A little white bird with Jason's letter wings its way across mountains and plains, ending its westward journey, drops down to Orchomenae, a large, walled city-state set on a lake beside a wide, rich plain. No one in later times knew how the birds could always find their destinations and then return to their original dovecotes kept by the dove-man, but it was not thought any great secret at the time. A little soil of the place the bird was scheduled to go was put in the bird's nest, with a bit of it in a bag tied round the bird's neck, and after a few days, the bird was released--and the bird invariably flew straight to that place--it was that simple. Of course, Greeks of later times tried it--and it would not work for them. What had the Achaeans known about birds that they, the Greeks who thought themselves smarter, didn't know? Well, they had lost something--knowledge of creatures--passed down from generation to generation, from the Forefather Noah himself, who used doves and was a master dove-man.
Pausing outside the palace, disappointed, gift-poor Orpheus sits down by the palace wall and sings a song to the public street, whether anyone hears him or not, though there are a few dogs, a pig or two, and small children playing with fish heads providing his only audience. It is a song from the Achaean folk tales about a donkey who acted like a lion and wore royal robes, convincing nobody but himself that he was a lion, king of the beasts.

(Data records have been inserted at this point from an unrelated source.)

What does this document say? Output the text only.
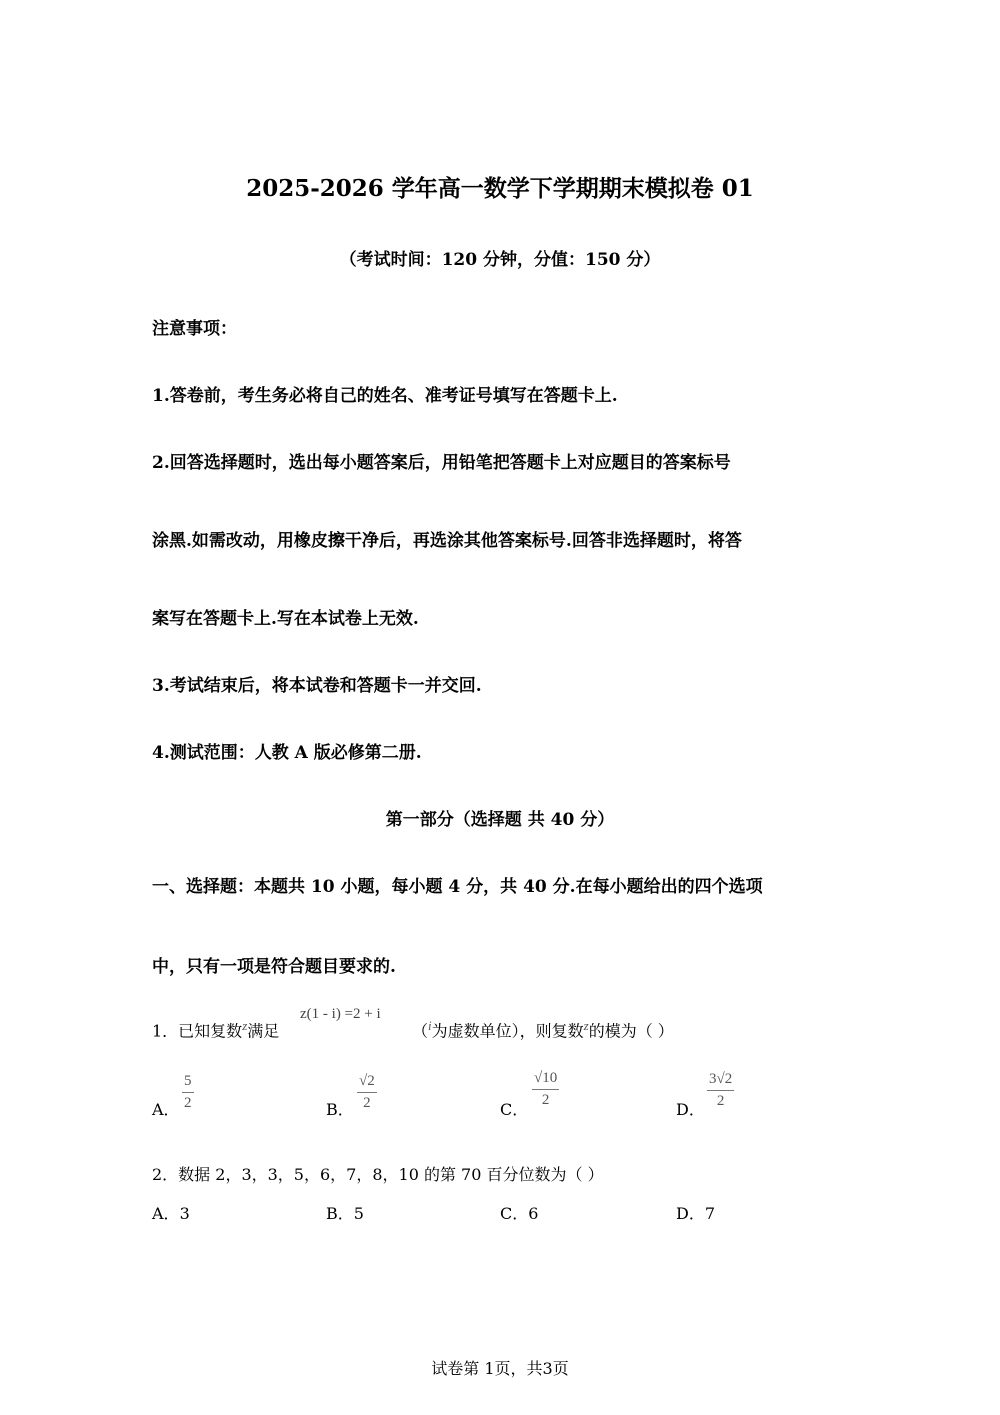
2025-2026 学年高一数学下学期期末模拟卷 01
（考试时间：120 分钟，分值：150 分）
注意事项：
1.答卷前，考生务必将自己的姓名、准考证号填写在答题卡上.
2.回答选择题时，选出每小题答案后，用铅笔把答题卡上对应题目的答案标号
涂黑.如需改动，用橡皮擦干净后，再选涂其他答案标号.回答非选择题时，将答
案写在答题卡上.写在本试卷上无效.
3.考试结束后，将本试卷和答题卡一并交回.
4.测试范围：人教 A 版必修第二册.
第一部分（选择题 共 40 分）
一、选择题：本题共 10 小题，每小题 4 分，共 40 分.在每小题给出的四个选项
中，只有一项是符合题目要求的.
1．已知复数$^z$满足
z(1 - i) =2 + i
（$^i$为虚数单位），则复数$^z$的模为（ ）
A． $\frac{5}{2}$	B． $\frac{√2}{2}$	C．
$\frac{√10}{2}$
D． $\frac{3√2}{2}$
2．数据 2，3，3，5，6，7，8，10 的第 70 百分位数为（ ）
A．3	B．5	C．6	D．7
试卷第 1页，共3页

Simple as it was, it helps calm his spirit after the king's rebuff, and he rises, feeling like he can put the incident behind him.
Jason finally, while over-seeing that the lion figurehead is set properly on the bow beam, sets his mind on the following morning. But he tells no one of his plans, except Argus. As for the Argonauts, if they are not in tune with him by this time, they never will be. He is pleased to see, however, how closely they have drawn to him, and knows that very few of them will mistake the date and not be on hand when he boards his Argo.